Division of Pediatric Otolaryngology, Children's Hospital of Philadelphia, Philadelphia, Pennsylvania, USA.
Otolaryngol Head Neck Surg. 2025 Mar;172(3):873-879. doi: 10.1002/ohn.1068. Epub 2024 Nov 26.
The objective of this study was to evaluate the role of diet quality in children with tympanostomy tube placement (TTP) complicated by tympanostomy tube otorrhea (TTO).
Three-day 24-hour diet recall.
Tertiary care medical center.
Children between the ages of 2 to 6 years old with TTP performed 6 months to 2 years prior to enrollment were included. Children with a history of Down syndrome, cleft palate, craniofacial syndromes, known immunodeficiency, g-tube dependent, or a non-English speaking family were excluded. The primary outcome variable was TTO. The primary predictor was total caloric intake measured by percent estimated energy rate (%EER).
A total of 120 families completed the 3-day diet recall. The median age was 27 months (interquartile range: 7.9-68.5), with 57% male sex. Most children reported dietary intake within the recommended range percent intake for carbohydrates and fat and less than recommended range for percent vitamin D. Within this cohort 63 (52.5%) participants had >1 TTO episode and 57 (47.5%) 1 TTO episode. Children with an EER% that was average or high were at higher odds of >1 TTO episodes compared to participants with a low EER% with ORs of 4.6 (95% confidence interval [CI]: 1.4, 15.6) and 5.7 (95% CI: 1.5, 22.1) respectively.
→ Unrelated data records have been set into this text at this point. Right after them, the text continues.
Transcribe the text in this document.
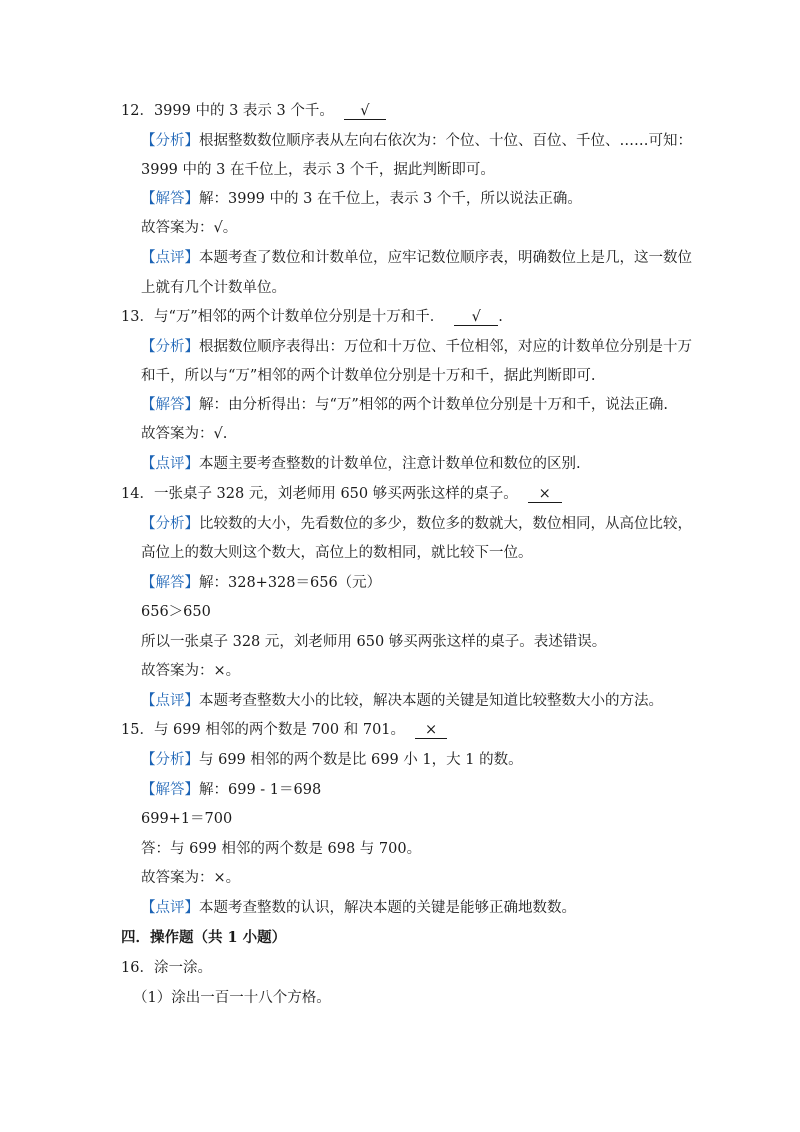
12．3999 中的 3 表示 3 个千。 √
【分析】根据整数数位顺序表从左向右依次为：个位、十位、百位、千位、……可知：
3999 中的 3 在千位上，表示 3 个千，据此判断即可。
【解答】解：3999 中的 3 在千位上，表示 3 个千，所以说法正确。
故答案为：√。
【点评】本题考查了数位和计数单位，应牢记数位顺序表，明确数位上是几，这一数位
上就有几个计数单位。
13．与“万”相邻的两个计数单位分别是十万和千． √ .
【分析】根据数位顺序表得出：万位和十万位、千位相邻，对应的计数单位分别是十万
和千，所以与“万”相邻的两个计数单位分别是十万和千，据此判断即可.
【解答】解：由分析得出：与“万”相邻的两个计数单位分别是十万和千，说法正确.
故答案为：√.
【点评】本题主要考查整数的计数单位，注意计数单位和数位的区别.
14．一张桌子 328 元，刘老师用 650 够买两张这样的桌子。 ×
【分析】比较数的大小，先看数位的多少，数位多的数就大，数位相同，从高位比较，
高位上的数大则这个数大，高位上的数相同，就比较下一位。
【解答】解：328+328＝656（元）
656＞650
所以一张桌子 328 元，刘老师用 650 够买两张这样的桌子。表述错误。
故答案为：×。
【点评】本题考查整数大小的比较，解决本题的关键是知道比较整数大小的方法。
15．与 699 相邻的两个数是 700 和 701。 ×
【分析】与 699 相邻的两个数是比 699 小 1，大 1 的数。
【解答】解：699 - 1＝698
699+1＝700
答：与 699 相邻的两个数是 698 与 700。
故答案为：×。
【点评】本题考查整数的认识，解决本题的关键是能够正确地数数。
四．操作题（共 1 小题）
16．涂一涂。
（1）涂出一百一十八个方格。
Children with a typical or high total daily caloric intake are approximately 5 to 6 times more likely to have multiple TTO episodes compared to those with low intake.
本研究的目的是评估饮食质量在鼓膜置管术(TTP)并发鼓膜置管耳漏(TTO)儿童中的作用。
为期三天的24小时饮食回顾。
三级医疗中心。
纳入入组前6个月至2年接受过TTP的2至6岁儿童。排除有唐氏综合征、腭裂、颅面综合征、已知免疫缺陷、依赖胃造瘘管或家庭不讲英语病史的儿童。主要结局变量是TTO。主要预测因素是通过估计能量率百分比(%EER)测量的总热量摄入。
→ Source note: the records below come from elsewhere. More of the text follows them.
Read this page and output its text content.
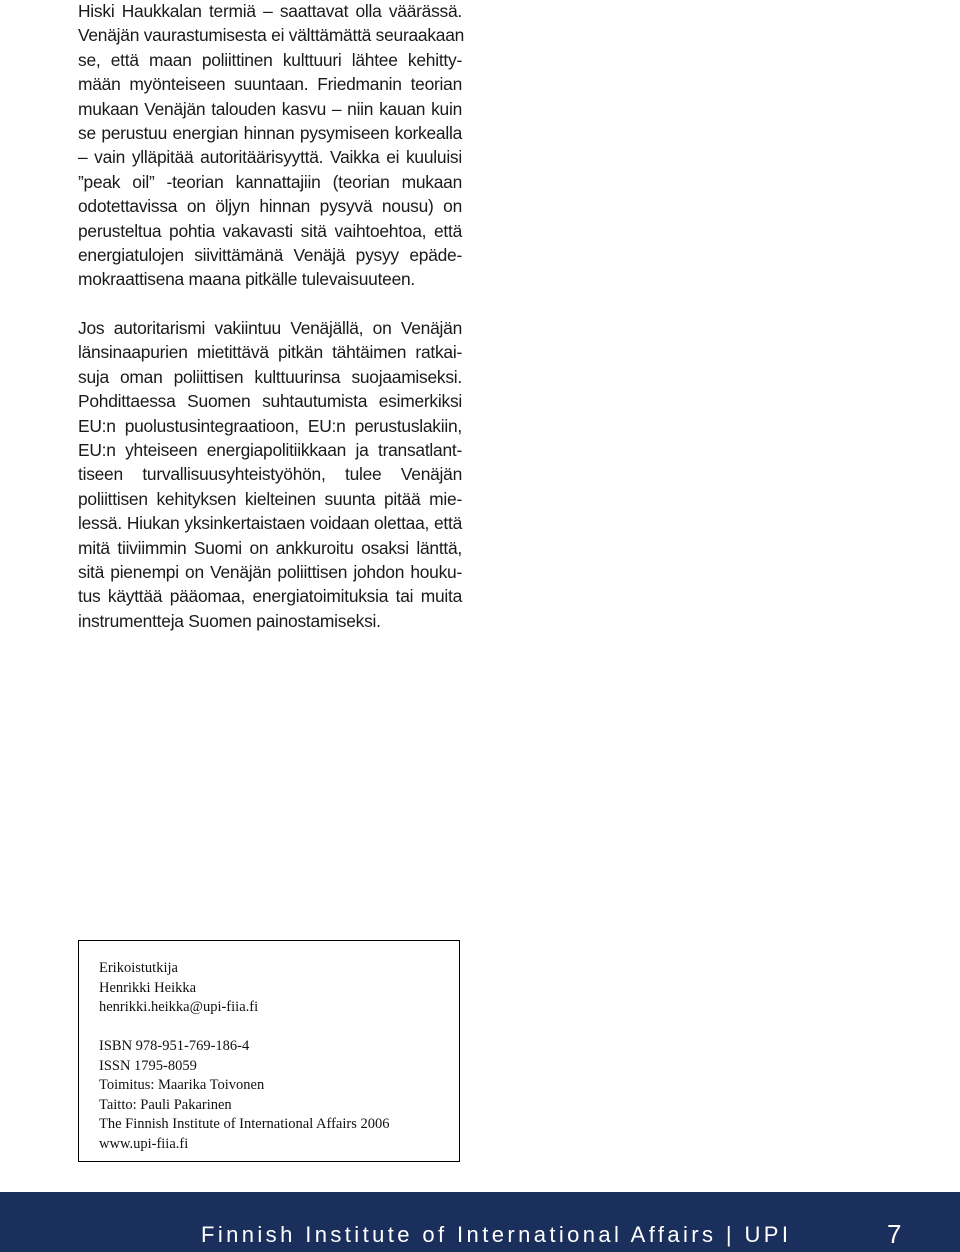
Hiski Haukkalan termiä – saattavat olla väärässä.
Venäjän vaurastumisesta ei välttämättä seuraakaan
se, että maan poliittinen kulttuuri lähtee kehitty-
mään myönteiseen suuntaan. Friedmanin teorian
mukaan Venäjän talouden kasvu – niin kauan kuin
se perustuu energian hinnan pysymiseen korkealla
– vain ylläpitää autoritäärisyyttä. Vaikka ei kuuluisi
”peak oil” -teorian kannattajiin (teorian mukaan
odotettavissa on öljyn hinnan pysyvä nousu) on
perusteltua pohtia vakavasti sitä vaihtoehtoa, että
energiatulojen siivittämänä Venäjä pysyy epäde-
mokraattisena maana pitkälle tulevaisuuteen.

Jos autoritarismi vakiintuu Venäjällä, on Venäjän
länsinaapurien mietittävä pitkän tähtäimen ratkai-
suja oman poliittisen kulttuurinsa suojaamiseksi.
Pohdittaessa Suomen suhtautumista esimerkiksi
EU:n puolustusintegraatioon, EU:n perustuslakiin,
EU:n yhteiseen energiapolitiikkaan ja transatlant-
tiseen turvallisuusyhteistyöhön, tulee Venäjän
poliittisen kehityksen kielteinen suunta pitää mie-
lessä. Hiukan yksinkertaistaen voidaan olettaa, että
mitä tiiviimmin Suomi on ankkuroitu osaksi länttä,
sitä pienempi on Venäjän poliittisen johdon houku-
tus käyttää pääomaa, energiatoimituksia tai muita
instrumentteja Suomen painostamiseksi.

Erikoistutkija
Henrikki Heikka
henrikki.heikka@upi-fiia.fi
ISBN 978-951-769-186-4
ISSN 1795-8059
Toimitus: Maarika Toivonen
Taitto: Pauli Pakarinen
The Finnish Institute of International Affairs 2006
www.upi-fiia.fi
Finnish Institute of International Affairs | UPI	7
共有120个家庭完成了为期三天的饮食回顾。中位年龄为27个月(四分位间距:7.9 - 68.5),男性占57%。大多数儿童报告碳水化合物和脂肪的饮食摄入量在推荐范围内,而维生素D的摄入量低于推荐范围。在该队列中,63名(52.5%)参与者有>1次TTO发作,57名(47.5%)有1次TTO发作。与低EER%的参与者相比,EER%处于平均或高水平的儿童发生>1次TTO发作的几率更高,比值比分别为4.6(95%置信区间[CI]:1.4,15.6)和5.7(95%CI:1.5,22.1)。
与热量摄入低的儿童相比,每日总热量摄入正常或高的儿童发生多次TTO发作的可能性大约高5至6倍。